Tyrone, on the other hand, will have had to face Derry, Cavan, Cavan, Donegal, and probably Mayo.
A lot of the times, Cork were free-wheeling into the last eight as well. They usually just had to win a Munster semi-final, lose to Kerry in the decider and then sat one match off the quarter-finals – having won one game in a seeded, unbalanced provincial series.
Tipperary made history on Saturday and nothing should be taken away from them. They’ve beaten opposition from divisions higher and the way Conor Sweeney performed against Derry will go down as one of the displays of the summer as he relentlessly hauled the Premier County back into the reckoning.
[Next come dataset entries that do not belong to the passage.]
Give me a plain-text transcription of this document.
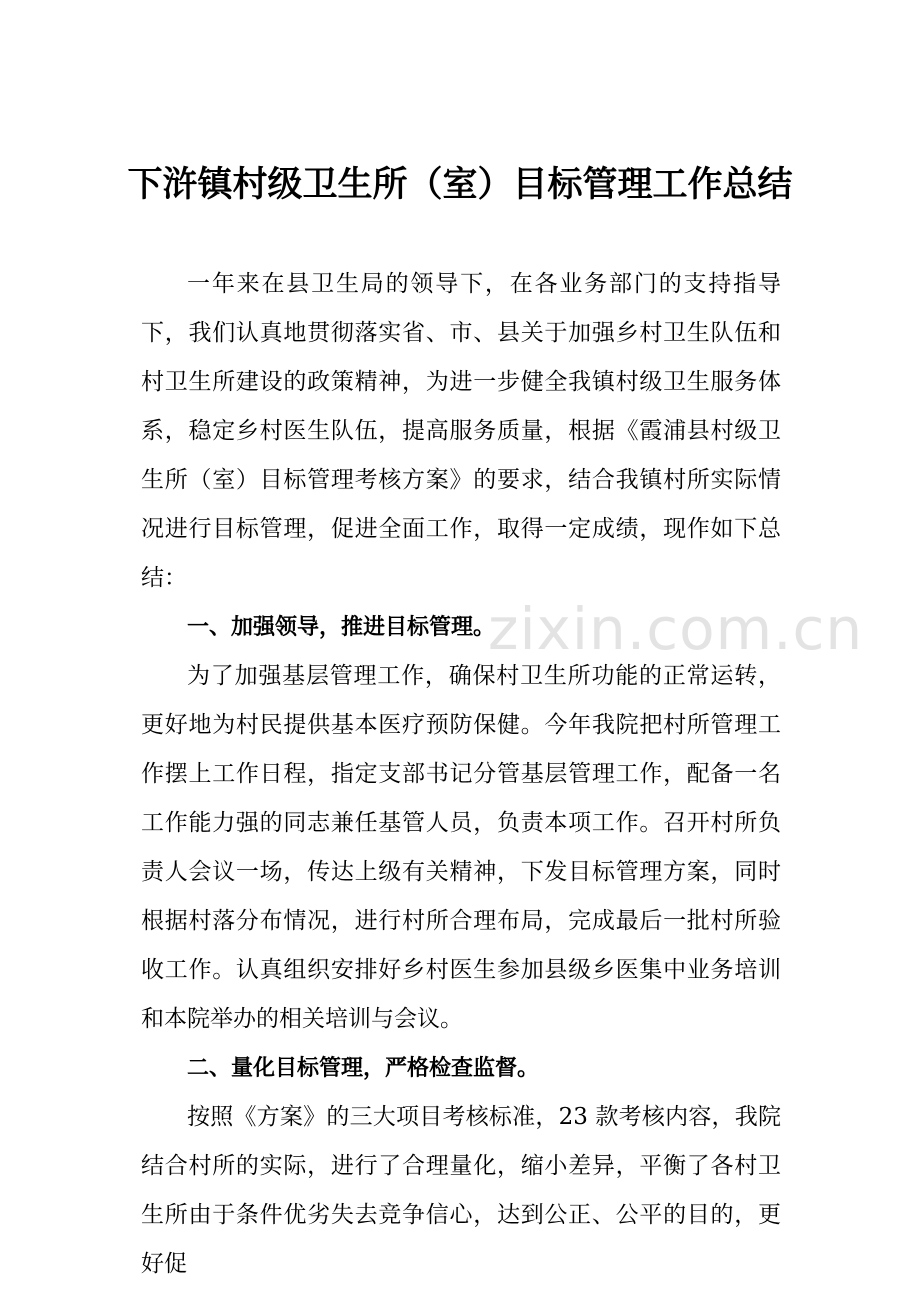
下浒镇村级卫生所（室）目标管理工作总结

一年来在县卫生局的领导下，在各业务部门的支持指导下，我们认真地贯彻落实省、市、县关于加强乡村卫生队伍和村卫生所建设的政策精神，为进一步健全我镇村级卫生服务体系，稳定乡村医生队伍，提高服务质量，根据《霞浦县村级卫生所（室）目标管理考核方案》的要求，结合我镇村所实际情况进行目标管理，促进全面工作，取得一定成绩，现作如下总结：

一、加强领导，推进目标管理。

为了加强基层管理工作，确保村卫生所功能的正常运转，更好地为村民提供基本医疗预防保健。今年我院把村所管理工作摆上工作日程，指定支部书记分管基层管理工作，配备一名工作能力强的同志兼任基管人员，负责本项工作。召开村所负责人会议一场，传达上级有关精神，下发目标管理方案，同时根据村落分布情况，进行村所合理布局，完成最后一批村所验收工作。认真组织安排好乡村医生参加县级乡医集中业务培训和本院举办的相关培训与会议。

二、量化目标管理，严格检查监督。

按照《方案》的三大项目考核标准，23 款考核内容，我院结合村所的实际，进行了合理量化，缩小差异，平衡了各村卫生所由于条件优劣失去竞争信心，达到公正、公平的目的，更好促

zixin.com.cn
But you look at the beaten Munster finalists and you see how they’ve had three weeks to prepare for the game after losing to Kerry. But Derry had to go through epic comebacks against Meath and Cavan in those two free weekends of Tipp and then turn around seven days later and fight for a place in the quarter-finals.
Most beaten provincial sides face the dreaded six-day turnaround, like Roscommon and Monaghan had to recently.
Not only is there an imbalance in the standard that counties are facing to progress into the All-Ireland series, but teams from Connacht and Munster are generally being helped into later in the year because there are simply less sides to face.
The competitiveness is a whole other issue entirely but as long as the provincial championships remain traditional and directly affect the All-Ireland series, as long as teams are seeded, as long as qualifiers are divided into A and B pots then there will never be any real fairness in the way counties go through the football championship.
And, if Kerry make it to the last four having beaten Clare and Tipperary, how on earth can the GAA let that continue?